4-5.3.2. Screening by functional complementation
Functional complementation is the process of compensating a missing function in a mutant cell by a particular DNA sequence for restoring the wild-type phenotype. If the mutant cells are non-viable, the cells carrying the clone of interest can be positively selected and isolated. It is a very powerful method of expression cloning and also useful for identification of genes from an organism having same role as that of defective gene in another organism. The selection and identification of positive clones is based on either the gain of function or a visible change in phenotype.
For example, the functional complementation in transgenic mice for the isolation of Shaker-2 gene applied by Probst et al in1988 shown in Figure 4-5.3.2.
Figure 4-5.3.2: Functional complementation in transgenic mice for isolation of Shaker-2 gene.

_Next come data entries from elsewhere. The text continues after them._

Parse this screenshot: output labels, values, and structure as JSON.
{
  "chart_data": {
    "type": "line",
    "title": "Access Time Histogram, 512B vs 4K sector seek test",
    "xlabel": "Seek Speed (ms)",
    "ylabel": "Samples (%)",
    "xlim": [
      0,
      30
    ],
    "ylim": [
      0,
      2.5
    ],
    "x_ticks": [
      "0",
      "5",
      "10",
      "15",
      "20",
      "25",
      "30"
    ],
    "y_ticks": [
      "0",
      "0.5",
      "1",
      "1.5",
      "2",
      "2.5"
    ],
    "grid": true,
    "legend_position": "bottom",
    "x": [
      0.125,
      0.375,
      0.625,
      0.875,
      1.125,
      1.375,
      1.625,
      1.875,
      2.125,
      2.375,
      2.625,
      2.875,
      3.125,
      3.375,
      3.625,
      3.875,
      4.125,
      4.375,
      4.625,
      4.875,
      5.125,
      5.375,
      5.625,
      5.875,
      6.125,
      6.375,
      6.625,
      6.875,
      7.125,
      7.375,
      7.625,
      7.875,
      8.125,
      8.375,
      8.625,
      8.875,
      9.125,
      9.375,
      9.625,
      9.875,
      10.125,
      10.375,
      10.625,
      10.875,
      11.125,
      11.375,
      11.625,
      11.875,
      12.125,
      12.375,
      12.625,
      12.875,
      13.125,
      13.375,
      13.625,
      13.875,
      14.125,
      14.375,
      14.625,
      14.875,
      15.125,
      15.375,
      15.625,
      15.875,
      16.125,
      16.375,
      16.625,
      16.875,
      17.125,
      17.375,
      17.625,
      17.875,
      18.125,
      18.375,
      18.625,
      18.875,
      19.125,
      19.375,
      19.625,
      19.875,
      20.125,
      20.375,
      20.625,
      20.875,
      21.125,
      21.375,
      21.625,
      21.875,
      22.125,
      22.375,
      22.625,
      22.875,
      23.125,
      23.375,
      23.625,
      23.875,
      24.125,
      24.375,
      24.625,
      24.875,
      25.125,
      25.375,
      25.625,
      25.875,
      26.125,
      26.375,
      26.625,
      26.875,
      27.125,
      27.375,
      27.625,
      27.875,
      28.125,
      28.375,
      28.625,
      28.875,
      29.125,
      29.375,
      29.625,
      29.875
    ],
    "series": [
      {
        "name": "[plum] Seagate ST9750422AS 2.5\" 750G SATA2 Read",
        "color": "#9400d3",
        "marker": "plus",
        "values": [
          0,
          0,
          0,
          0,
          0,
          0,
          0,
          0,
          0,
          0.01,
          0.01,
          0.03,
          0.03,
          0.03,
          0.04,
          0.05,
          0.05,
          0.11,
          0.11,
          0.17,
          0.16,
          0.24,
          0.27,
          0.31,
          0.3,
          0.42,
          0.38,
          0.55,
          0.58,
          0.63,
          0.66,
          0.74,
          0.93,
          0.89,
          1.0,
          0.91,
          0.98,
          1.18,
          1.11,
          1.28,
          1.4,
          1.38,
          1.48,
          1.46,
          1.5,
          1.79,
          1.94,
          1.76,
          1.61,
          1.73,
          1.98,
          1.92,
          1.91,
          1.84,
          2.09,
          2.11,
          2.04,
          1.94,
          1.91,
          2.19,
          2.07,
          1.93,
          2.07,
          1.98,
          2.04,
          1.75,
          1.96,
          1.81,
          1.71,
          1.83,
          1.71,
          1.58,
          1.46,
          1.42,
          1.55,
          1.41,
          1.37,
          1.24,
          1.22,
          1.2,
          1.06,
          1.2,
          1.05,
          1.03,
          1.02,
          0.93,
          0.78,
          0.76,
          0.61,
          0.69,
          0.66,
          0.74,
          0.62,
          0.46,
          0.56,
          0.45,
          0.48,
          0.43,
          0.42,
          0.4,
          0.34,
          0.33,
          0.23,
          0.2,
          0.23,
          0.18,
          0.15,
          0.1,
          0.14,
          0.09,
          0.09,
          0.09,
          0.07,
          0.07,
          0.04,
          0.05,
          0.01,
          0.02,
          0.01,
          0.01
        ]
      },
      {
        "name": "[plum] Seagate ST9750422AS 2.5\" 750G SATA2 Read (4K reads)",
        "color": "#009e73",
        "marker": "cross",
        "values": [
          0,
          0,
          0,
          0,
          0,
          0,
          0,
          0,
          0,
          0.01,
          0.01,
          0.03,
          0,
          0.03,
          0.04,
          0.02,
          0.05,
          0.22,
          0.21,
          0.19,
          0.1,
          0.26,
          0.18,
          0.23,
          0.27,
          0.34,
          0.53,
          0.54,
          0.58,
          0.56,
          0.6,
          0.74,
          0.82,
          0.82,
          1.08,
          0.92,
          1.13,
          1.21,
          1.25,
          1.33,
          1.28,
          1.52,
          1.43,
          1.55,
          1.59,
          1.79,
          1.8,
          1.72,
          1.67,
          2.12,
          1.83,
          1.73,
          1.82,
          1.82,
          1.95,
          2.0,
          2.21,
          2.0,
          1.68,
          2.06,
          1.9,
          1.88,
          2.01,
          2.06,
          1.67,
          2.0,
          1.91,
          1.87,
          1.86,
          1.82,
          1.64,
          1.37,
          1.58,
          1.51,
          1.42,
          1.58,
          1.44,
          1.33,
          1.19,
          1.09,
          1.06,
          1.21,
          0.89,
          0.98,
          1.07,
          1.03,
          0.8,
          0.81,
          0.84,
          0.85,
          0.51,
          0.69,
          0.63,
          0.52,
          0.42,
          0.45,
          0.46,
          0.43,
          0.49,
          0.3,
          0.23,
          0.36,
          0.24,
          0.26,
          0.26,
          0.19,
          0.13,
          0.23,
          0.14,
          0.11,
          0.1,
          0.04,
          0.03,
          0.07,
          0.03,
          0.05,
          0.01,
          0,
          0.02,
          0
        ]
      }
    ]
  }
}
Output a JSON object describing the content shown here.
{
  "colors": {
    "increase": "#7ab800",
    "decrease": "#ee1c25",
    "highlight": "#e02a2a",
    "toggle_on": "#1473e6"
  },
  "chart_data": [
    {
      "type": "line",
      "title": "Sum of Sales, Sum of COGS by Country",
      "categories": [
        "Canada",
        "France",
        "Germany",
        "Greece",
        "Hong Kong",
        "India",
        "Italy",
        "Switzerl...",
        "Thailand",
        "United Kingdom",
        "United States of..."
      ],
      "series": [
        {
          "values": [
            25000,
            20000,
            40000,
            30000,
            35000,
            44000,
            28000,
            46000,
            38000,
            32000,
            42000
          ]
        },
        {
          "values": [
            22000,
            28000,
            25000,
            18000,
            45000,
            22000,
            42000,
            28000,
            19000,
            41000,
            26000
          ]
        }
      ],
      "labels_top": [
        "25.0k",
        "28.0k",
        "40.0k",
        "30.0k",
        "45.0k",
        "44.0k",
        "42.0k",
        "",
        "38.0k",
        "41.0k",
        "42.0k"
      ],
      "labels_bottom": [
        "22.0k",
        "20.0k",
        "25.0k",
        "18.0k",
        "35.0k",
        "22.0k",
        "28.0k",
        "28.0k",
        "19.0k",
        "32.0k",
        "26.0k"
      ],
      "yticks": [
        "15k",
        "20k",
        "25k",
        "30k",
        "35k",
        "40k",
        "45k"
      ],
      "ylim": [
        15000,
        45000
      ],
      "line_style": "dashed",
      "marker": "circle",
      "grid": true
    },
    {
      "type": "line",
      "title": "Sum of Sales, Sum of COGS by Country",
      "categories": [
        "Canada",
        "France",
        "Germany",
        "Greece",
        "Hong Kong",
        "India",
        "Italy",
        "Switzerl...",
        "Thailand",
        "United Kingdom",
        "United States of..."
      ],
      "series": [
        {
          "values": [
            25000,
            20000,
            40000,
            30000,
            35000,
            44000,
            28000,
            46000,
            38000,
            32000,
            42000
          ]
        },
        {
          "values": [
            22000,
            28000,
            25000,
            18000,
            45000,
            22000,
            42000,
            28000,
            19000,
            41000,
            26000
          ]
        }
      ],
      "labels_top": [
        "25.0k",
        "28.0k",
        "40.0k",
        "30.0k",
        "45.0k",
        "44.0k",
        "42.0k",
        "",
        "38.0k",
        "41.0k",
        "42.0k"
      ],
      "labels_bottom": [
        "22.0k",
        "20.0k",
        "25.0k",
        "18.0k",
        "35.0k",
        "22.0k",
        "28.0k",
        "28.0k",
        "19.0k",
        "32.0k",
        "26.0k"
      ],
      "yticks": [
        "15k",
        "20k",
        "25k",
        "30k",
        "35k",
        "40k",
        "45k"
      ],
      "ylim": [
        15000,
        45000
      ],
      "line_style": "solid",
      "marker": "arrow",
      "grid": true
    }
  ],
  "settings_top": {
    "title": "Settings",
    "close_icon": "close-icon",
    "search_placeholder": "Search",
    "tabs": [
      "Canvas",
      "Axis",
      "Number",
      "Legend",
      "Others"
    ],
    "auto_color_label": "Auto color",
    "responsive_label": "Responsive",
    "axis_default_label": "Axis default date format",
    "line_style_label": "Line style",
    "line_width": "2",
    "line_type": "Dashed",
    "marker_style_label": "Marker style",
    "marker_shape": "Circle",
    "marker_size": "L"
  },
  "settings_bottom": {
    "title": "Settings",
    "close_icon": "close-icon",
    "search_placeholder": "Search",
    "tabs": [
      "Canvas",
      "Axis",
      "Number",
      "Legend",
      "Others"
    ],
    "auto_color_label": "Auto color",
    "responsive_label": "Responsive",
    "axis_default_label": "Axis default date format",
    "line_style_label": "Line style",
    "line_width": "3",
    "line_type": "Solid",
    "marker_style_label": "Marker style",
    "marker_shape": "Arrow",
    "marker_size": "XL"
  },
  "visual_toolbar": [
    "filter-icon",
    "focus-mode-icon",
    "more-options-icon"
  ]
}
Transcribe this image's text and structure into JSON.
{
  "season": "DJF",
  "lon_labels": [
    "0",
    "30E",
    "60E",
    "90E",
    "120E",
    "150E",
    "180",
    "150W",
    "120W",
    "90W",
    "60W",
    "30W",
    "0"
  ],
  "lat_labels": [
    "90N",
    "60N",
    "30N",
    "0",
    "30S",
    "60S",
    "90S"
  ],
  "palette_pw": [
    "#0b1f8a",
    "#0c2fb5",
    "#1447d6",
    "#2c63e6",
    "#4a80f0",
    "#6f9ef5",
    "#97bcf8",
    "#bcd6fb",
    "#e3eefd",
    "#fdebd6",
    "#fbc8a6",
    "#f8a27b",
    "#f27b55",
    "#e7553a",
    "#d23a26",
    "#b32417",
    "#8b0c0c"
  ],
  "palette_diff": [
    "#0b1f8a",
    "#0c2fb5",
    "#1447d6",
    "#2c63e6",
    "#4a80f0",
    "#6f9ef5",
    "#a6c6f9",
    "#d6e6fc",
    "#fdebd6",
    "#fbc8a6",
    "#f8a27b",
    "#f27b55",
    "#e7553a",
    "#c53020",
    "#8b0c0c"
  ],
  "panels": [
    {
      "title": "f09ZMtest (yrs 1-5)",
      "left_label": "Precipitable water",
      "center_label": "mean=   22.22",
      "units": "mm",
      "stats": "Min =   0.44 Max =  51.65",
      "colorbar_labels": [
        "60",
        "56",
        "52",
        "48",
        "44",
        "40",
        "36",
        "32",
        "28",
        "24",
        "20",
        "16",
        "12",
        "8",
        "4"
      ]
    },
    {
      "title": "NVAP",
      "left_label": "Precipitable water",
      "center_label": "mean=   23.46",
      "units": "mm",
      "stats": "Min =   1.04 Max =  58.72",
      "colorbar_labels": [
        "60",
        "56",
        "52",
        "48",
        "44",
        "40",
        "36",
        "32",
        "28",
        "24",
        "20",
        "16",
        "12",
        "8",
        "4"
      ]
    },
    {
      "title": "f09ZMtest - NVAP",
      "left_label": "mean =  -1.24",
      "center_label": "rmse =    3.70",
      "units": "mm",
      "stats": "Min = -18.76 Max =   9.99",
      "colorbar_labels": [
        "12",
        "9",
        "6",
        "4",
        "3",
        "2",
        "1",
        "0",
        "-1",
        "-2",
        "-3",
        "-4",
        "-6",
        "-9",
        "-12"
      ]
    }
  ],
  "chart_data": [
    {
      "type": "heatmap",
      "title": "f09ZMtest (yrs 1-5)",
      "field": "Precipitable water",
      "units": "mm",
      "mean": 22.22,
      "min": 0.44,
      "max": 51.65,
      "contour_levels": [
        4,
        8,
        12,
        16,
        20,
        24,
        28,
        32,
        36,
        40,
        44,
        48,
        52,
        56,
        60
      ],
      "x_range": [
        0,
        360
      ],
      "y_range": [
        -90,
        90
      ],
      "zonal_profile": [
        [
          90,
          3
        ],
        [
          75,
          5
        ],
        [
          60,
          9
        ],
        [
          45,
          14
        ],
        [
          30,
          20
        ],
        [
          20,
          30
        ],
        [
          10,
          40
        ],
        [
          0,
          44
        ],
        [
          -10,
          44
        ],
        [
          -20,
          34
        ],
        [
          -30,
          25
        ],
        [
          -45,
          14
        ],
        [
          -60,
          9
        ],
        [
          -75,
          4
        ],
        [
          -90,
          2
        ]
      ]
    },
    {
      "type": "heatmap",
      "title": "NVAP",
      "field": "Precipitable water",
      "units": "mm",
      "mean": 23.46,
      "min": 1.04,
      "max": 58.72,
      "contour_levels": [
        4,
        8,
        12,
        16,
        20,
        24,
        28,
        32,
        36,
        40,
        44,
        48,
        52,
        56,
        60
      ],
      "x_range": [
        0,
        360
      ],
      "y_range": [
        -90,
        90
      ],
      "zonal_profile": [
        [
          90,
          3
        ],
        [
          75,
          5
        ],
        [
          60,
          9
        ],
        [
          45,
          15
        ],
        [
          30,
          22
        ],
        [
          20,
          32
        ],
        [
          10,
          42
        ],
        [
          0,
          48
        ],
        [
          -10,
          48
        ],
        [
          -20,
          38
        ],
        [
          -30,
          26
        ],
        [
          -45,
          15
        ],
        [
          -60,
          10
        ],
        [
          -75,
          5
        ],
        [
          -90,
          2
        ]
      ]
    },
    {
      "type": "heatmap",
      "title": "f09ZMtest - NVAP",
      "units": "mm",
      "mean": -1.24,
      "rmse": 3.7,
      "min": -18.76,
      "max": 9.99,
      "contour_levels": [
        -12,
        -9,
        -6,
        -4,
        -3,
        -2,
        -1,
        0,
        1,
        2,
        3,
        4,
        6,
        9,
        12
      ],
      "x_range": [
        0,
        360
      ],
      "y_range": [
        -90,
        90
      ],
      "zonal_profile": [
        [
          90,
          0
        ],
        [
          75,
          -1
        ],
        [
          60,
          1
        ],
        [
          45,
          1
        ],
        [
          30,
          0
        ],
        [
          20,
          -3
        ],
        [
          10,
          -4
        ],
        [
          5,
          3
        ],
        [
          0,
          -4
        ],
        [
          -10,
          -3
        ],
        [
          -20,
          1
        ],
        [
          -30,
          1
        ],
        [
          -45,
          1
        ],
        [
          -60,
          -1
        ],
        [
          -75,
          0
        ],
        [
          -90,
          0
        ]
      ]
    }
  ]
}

(Adapted from Primrose SB, Twyman RM. 2006. Principles of gene manipulation and genomics.7th ed. Blackwell Publishing.)
The Shaker-2 mutation is due to the defective gene associated with human deafness disorder. The BAC clone from the wild type mice are prepared and injected into the eggs of Shaker-2 mutants. The resulting mice are then screened for the presence of wild type phenotype. Thus the BAC clone carrying the functional Shaker-2 gene is identified which encodes a cytoskeletal myosin protein. This method can be used for screening human genomic libraries to identify equivalent human gene.